9. Annotate your content with schemas
Structured data is good for SEO. Schemas can improve the way your website is shown in the search results and this has a number of benefits.
When optimizing your WordPress posts or pages, you need to make sure that the relevant schema is implemented in your pages.
For more details read, What is Schema Markup in SEO.
10. Build high-quality external links
No SEO optimization guide is complete without mentioning the importance of incoming links.
Links pointing to a website or webpage are considered by search engines as ‘votes of trust’ and this works in a positive way when it comes to achieving higher rankings.
Related Reading: What are backlinks
A good link is one that is coming from a related website and is trusted by Google.

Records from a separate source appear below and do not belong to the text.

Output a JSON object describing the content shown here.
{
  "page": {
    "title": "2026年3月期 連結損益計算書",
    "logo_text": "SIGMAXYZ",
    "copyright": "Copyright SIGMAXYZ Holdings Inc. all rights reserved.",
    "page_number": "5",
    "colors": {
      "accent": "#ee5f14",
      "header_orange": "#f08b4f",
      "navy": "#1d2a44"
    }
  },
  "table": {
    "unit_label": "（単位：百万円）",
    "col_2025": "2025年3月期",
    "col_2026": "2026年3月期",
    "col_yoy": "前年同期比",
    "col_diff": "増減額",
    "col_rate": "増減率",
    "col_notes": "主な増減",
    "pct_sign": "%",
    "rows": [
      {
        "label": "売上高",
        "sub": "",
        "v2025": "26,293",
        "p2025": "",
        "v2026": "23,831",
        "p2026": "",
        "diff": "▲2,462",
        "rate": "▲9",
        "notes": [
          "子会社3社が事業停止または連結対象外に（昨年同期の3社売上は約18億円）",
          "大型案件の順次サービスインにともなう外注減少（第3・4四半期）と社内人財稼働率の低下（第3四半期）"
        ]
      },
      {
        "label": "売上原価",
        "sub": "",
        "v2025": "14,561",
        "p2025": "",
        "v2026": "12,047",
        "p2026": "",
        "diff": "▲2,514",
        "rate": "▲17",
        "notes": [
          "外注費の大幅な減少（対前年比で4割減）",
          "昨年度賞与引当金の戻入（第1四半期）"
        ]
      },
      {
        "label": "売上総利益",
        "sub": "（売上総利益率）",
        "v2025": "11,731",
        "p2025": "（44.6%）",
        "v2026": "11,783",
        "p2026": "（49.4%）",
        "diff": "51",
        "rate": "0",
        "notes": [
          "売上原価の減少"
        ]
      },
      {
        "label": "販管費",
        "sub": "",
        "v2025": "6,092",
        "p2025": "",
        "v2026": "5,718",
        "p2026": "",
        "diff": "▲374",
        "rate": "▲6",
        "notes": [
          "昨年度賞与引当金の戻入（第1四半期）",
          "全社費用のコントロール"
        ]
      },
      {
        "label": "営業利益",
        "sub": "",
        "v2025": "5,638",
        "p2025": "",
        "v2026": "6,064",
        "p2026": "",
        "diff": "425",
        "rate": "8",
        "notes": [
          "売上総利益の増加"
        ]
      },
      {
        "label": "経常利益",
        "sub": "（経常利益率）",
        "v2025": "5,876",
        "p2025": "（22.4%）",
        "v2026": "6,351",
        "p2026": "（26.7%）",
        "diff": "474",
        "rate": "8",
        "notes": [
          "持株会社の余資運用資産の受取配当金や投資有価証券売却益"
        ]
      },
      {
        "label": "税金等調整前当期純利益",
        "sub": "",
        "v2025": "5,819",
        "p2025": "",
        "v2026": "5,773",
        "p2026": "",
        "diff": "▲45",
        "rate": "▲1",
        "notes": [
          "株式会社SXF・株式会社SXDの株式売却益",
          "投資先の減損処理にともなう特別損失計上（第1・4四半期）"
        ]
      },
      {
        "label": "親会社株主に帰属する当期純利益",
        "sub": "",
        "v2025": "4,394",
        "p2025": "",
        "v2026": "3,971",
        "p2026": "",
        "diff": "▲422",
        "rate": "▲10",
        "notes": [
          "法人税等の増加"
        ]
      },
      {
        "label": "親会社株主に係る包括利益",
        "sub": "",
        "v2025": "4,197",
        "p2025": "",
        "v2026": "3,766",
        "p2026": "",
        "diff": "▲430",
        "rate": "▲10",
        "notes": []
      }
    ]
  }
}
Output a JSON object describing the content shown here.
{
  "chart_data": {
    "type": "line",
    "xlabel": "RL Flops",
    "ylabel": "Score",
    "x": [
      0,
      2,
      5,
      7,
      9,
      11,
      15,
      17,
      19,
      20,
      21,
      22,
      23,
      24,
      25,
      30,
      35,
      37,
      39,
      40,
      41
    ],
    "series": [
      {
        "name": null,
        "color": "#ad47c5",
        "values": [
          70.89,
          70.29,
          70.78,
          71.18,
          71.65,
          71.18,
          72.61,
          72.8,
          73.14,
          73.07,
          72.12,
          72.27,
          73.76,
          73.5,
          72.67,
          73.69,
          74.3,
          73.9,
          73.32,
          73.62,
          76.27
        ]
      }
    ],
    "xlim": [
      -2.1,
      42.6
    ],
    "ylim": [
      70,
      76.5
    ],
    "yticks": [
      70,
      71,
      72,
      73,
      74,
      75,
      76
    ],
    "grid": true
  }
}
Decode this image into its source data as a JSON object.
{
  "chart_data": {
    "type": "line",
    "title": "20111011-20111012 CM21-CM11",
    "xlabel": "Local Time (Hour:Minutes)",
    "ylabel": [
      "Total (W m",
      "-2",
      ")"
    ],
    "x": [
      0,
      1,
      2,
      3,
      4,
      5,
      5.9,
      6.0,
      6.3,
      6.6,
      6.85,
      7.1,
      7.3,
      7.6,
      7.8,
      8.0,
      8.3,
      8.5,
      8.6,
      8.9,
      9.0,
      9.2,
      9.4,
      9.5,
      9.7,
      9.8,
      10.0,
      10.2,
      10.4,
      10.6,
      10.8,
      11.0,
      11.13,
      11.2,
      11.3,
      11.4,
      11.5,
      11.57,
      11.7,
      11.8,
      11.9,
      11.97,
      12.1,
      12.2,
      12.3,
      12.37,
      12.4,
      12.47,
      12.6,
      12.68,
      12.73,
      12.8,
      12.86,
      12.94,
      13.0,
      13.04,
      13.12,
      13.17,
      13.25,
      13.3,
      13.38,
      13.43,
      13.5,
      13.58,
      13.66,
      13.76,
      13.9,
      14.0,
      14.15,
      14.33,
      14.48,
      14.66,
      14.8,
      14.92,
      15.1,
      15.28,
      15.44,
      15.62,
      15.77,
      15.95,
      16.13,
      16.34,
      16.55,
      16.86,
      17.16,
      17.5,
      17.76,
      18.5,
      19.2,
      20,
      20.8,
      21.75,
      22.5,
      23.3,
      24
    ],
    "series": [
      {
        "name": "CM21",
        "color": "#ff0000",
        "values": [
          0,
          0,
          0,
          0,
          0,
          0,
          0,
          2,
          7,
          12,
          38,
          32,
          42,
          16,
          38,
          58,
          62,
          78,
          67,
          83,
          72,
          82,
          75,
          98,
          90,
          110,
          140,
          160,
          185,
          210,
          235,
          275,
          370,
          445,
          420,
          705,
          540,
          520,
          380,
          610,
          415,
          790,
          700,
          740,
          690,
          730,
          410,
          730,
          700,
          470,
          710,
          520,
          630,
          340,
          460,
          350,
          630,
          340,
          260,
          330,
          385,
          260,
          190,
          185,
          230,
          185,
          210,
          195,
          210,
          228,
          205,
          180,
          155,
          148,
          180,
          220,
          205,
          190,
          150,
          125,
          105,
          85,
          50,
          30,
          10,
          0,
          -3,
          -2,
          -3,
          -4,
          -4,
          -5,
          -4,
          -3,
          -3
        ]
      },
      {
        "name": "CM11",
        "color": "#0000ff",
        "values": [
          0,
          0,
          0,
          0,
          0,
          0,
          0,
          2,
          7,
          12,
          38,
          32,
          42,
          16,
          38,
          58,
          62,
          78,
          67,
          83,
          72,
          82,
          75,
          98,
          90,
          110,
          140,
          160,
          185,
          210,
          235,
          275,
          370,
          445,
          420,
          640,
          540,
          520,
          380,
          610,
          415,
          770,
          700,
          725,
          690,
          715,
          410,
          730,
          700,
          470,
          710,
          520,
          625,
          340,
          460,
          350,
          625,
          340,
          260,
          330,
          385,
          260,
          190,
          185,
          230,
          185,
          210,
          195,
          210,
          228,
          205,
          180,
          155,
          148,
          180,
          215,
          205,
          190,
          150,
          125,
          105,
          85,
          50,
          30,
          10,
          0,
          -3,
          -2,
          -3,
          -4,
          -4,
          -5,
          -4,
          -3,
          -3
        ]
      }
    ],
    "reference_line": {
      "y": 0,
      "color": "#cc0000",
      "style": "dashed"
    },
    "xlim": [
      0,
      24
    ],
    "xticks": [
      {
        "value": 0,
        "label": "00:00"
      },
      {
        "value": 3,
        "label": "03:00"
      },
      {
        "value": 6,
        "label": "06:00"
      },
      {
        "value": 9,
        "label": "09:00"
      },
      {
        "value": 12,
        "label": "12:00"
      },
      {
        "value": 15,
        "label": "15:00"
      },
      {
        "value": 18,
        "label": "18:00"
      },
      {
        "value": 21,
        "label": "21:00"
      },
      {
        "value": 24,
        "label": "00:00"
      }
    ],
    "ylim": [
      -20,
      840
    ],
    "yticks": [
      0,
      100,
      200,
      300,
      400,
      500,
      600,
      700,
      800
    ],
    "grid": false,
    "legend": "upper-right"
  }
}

This immediately excludes purchased links, links exchanges, links from blog networks, links from article directories, low-quality forums, spam comments, and anything else that does not provide good control on how links are given.
How can you get good links?
It may sound cliché but the only safe way to approach link building is to reach out to people that may be interested in linking to your content.
You can get to them either by targeting them in social media (through paid advertising) or by connecting with them via email.
The general idea is that you need to get your content in front of the people that are likely to naturally link to it.
WordPress On-Page SEO Checklist
Here is your checklist. If you follow this for every page or post you publish on WordPress you have more chances in achieving high rankings in Google and all other major search engines.
- URL Optimization
- Page Title Optimization
- Media Elements SEO
- Page introduction Optimization
- Optimize Your Subheadings (H2, H3)
- Content formatting
- Make use of internal links
- Content SEO
- Annotate your content with schemas
- Build high-quality external links
When optimizing your WordPress posts or pages make sure that you analyze all the components that are part of a page or post.
This includes your title, description, URL structure, content, and media elements.
Once you are confident that you got the on-page SEO correct, then you can start thinking on how to promote your content for the purpose of getting links from other websites.
Do some research and find out who is more likely to be interested in your content and try to get your pages in front of their screen.
If you have good content, you will get the links and everything will become easier.